When CTCs reach the target organ, a mesenchymal-to-epithelial transition occurs, resulting in the growth of metastases [116]. As MET takes place, cancer cells start to again express E-cadherin and N-cadherin. The latter involves the metastatic signaling pathway, together with fibroblast growth factor receptor and MMP-9. Furthermore, BC cells mediate HIF-1-regulated genes to survive and form macrometastases [116].

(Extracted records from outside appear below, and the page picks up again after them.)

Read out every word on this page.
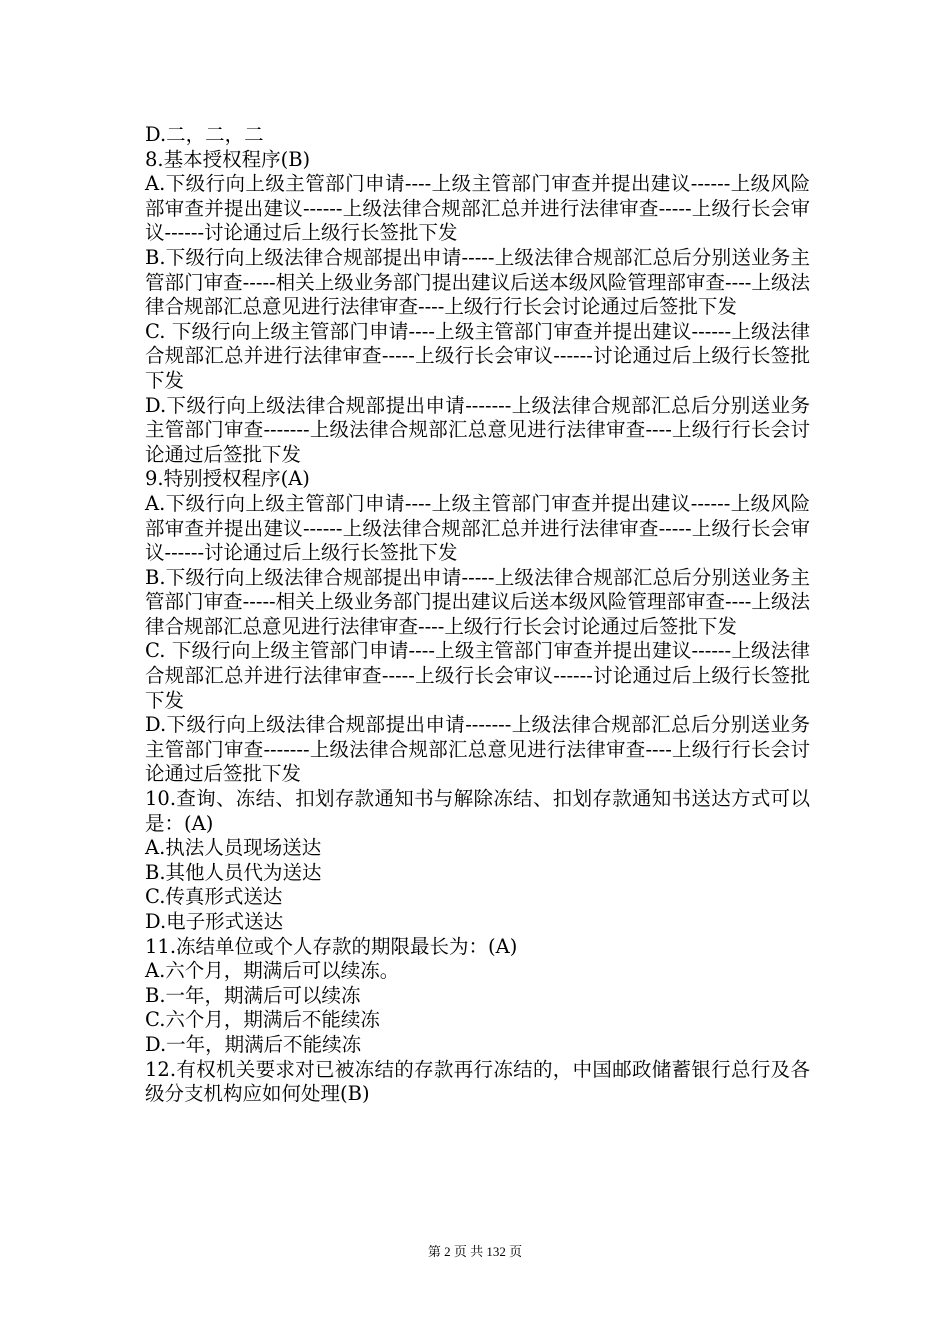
D.二，二，二

8.基本授权程序(B)

A.下级行向上级主管部门申请----上级主管部门审查并提出建议------上级风险部审查并提出建议------上级法律合规部汇总并进行法律审查-----上级行长会审议------讨论通过后上级行长签批下发

B.下级行向上级法律合规部提出申请-----上级法律合规部汇总后分别送业务主管部门审查-----相关上级业务部门提出建议后送本级风险管理部审查----上级法律合规部汇总意见进行法律审查----上级行行长会讨论通过后签批下发

C. 下级行向上级主管部门申请----上级主管部门审查并提出建议------上级法律合规部汇总并进行法律审查-----上级行长会审议------讨论通过后上级行长签批下发

D.下级行向上级法律合规部提出申请-------上级法律合规部汇总后分别送业务主管部门审查-------上级法律合规部汇总意见进行法律审查----上级行行长会讨论通过后签批下发

9.特别授权程序(A)

A.下级行向上级主管部门申请----上级主管部门审查并提出建议------上级风险部审查并提出建议------上级法律合规部汇总并进行法律审查-----上级行长会审议------讨论通过后上级行长签批下发

B.下级行向上级法律合规部提出申请-----上级法律合规部汇总后分别送业务主管部门审查-----相关上级业务部门提出建议后送本级风险管理部审查----上级法律合规部汇总意见进行法律审查----上级行行长会讨论通过后签批下发

C. 下级行向上级主管部门申请----上级主管部门审查并提出建议------上级法律合规部汇总并进行法律审查-----上级行长会审议------讨论通过后上级行长签批下发

D.下级行向上级法律合规部提出申请-------上级法律合规部汇总后分别送业务主管部门审查-------上级法律合规部汇总意见进行法律审查----上级行行长会讨论通过后签批下发

10.查询、冻结、扣划存款通知书与解除冻结、扣划存款通知书送达方式可以是：(A)

A.执法人员现场送达

B.其他人员代为送达

C.传真形式送达

D.电子形式送达

11.冻结单位或个人存款的期限最长为：(A)

A.六个月，期满后可以续冻。

B.一年，期满后可以续冻

C.六个月，期满后不能续冻

D.一年，期满后不能续冻

12.有权机关要求对已被冻结的存款再行冻结的，中国邮政储蓄银行总行及各级分支机构应如何处理(B)

第 2 页 共 132 页
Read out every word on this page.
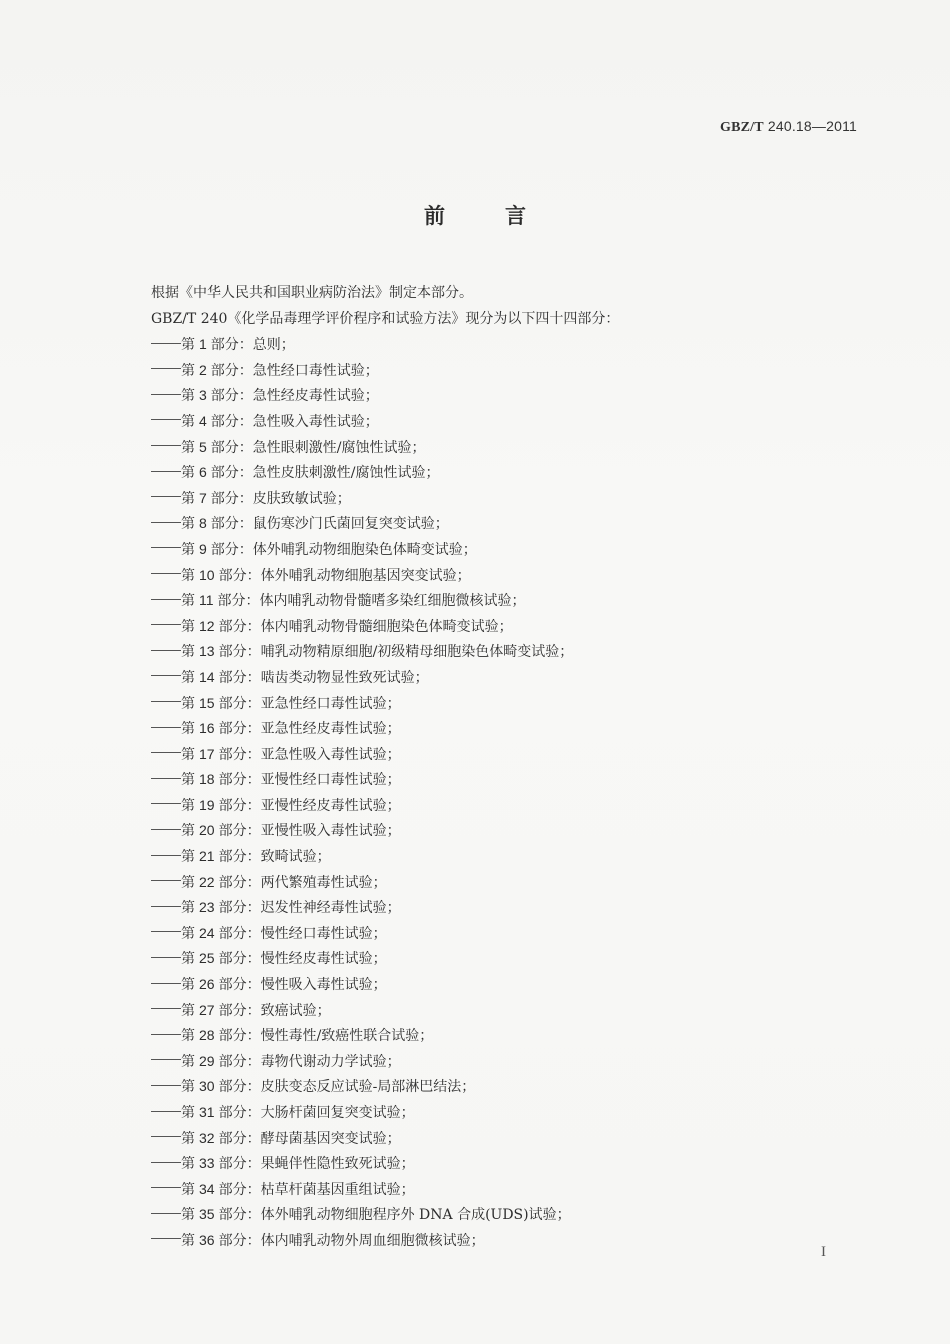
GBZ/T 240.18—2011
前	言
根据《中华人民共和国职业病防治法》制定本部分。
GBZ/T 240《化学品毒理学评价程序和试验方法》现分为以下四十四部分：
第 1 部分：总则；
第 2 部分：急性经口毒性试验；
第 3 部分：急性经皮毒性试验；
第 4 部分：急性吸入毒性试验；
第 5 部分：急性眼刺激性/腐蚀性试验；
第 6 部分：急性皮肤刺激性/腐蚀性试验；
第 7 部分：皮肤致敏试验；
第 8 部分：鼠伤寒沙门氏菌回复突变试验；
第 9 部分：体外哺乳动物细胞染色体畸变试验；
第 10 部分：体外哺乳动物细胞基因突变试验；
第 11 部分：体内哺乳动物骨髓嗜多染红细胞微核试验；
第 12 部分：体内哺乳动物骨髓细胞染色体畸变试验；
第 13 部分：哺乳动物精原细胞/初级精母细胞染色体畸变试验；
第 14 部分：啮齿类动物显性致死试验；
第 15 部分：亚急性经口毒性试验；
第 16 部分：亚急性经皮毒性试验；
第 17 部分：亚急性吸入毒性试验；
第 18 部分：亚慢性经口毒性试验；
第 19 部分：亚慢性经皮毒性试验；
第 20 部分：亚慢性吸入毒性试验；
第 21 部分：致畸试验；
第 22 部分：两代繁殖毒性试验；
第 23 部分：迟发性神经毒性试验；
第 24 部分：慢性经口毒性试验；
第 25 部分：慢性经皮毒性试验；
第 26 部分：慢性吸入毒性试验；
第 27 部分：致癌试验；
第 28 部分：慢性毒性/致癌性联合试验；
第 29 部分：毒物代谢动力学试验；
第 30 部分：皮肤变态反应试验-局部淋巴结法；
第 31 部分：大肠杆菌回复突变试验；
第 32 部分：酵母菌基因突变试验；
第 33 部分：果蝇伴性隐性致死试验；
第 34 部分：枯草杆菌基因重组试验；
第 35 部分：体外哺乳动物细胞程序外 DNA 合成(UDS)试验；
第 36 部分：体内哺乳动物外周血细胞微核试验；
I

Initially, the early metastatic foci develop to a micrometastatic lesion. There are three different patterns of growth for metastases in the liver, specifically: replacement, desmoplastic, and pushing. The most frequent pattern is the replacement pattern, which is often recognized during the dormant or initial stage. In this pattern is hypoxia in the tumor; the TME is preserved, and the tumor is often incorporated into the sinusoidal vasculature, instead of forming its own blood vessels. The desmoplastic growth pattern is characterized by broad stromal remodeling at the tumor hepatocyte junctions [17], leading to the separation of normal hepatic tissue from invasive tumor cells. The pushing growth pattern is distinguished by the compression of hepatic cells by the metastatic tumor cells, without the formation of fibrin-rich stromal tissue [115].

7. Future Perspective

As BC is a heterogenous disease, the behavior of particular molecular subtypes may vary during metastasis formation. The expression of hormone receptors on cancer cells or HER2+ tumors may affect this process, thereby facilitating or inhibiting metastatic spread. Furthermore, the development of metastatic lesions varies depending on the target organs, all of which create a particular microenvironment that enables tumor growth and invasion (Figure 4). Since metastasis formation is a complex process subject to numerous cellular interactions, and its exact mechanism has not been fully elucidated so far. To form metastatic foci, cancer cells must stay in the vascular system by adhering to the endothelium. Indisputably, creation of new blood vasculature is condicio sine qua non in cancer dissemination. High potential to angiogenesis is associated with decreased survival in women with breast cancer [25,86]. Therefore, a proper, complex understanding of new vessels network creation offers hope for providing effective treatments for breast cancer, thus increasing patient survival. However, scientists and clinicians should take into account serious side effects of antiangiogenic-targeted therapy including hypertension, proteinuria, bowel perforation, impaired wound healing, hemorrhage, and arterial prothrombotic state [117] and also the host, who is an independent element in this intricated puzzle.

Figure 4

The authorial concept of metastasis formation in breast cancer. Circulating tumor cells (CTCs) released from the primary tumor form metastases in distant organs. This process is driven by angiogenesis, vasculogenesis, chemotaxis, and coagulation, which are mutually dependent and essential for metastatic spread. Abbreviations: VEGF-A, vascular endothelial growth factor A; TF, tissue factor; EPCs, endothelial progenitor cells; CXCR4, C-X-C motif chemokine receptor type 4; CXCL12, C-X-C motif chemokine ligand 12; CTCs, circulating tumor cells; BC, breast cancer; ECM, extracellular matrix; EMT, epithelial-to-mesenchymal transition.

8. Conclusions

Accurate recognition of the pathophysiological mechanisms of metastatic progression and their mutual relationships is crucial for understanding the explicit course of breast cancer systemic spread. Each of the described processes—angiogenesis, vasculogenesis, coagulation, and chemotaxis—is of crucial importance; furthermore, each propels the others, leading to the acceleration of metastasis formation. This should be taken into account by developing and establishing new therapies or modifications of already existing ones, which would subsequently improve BC patients’ overall survival.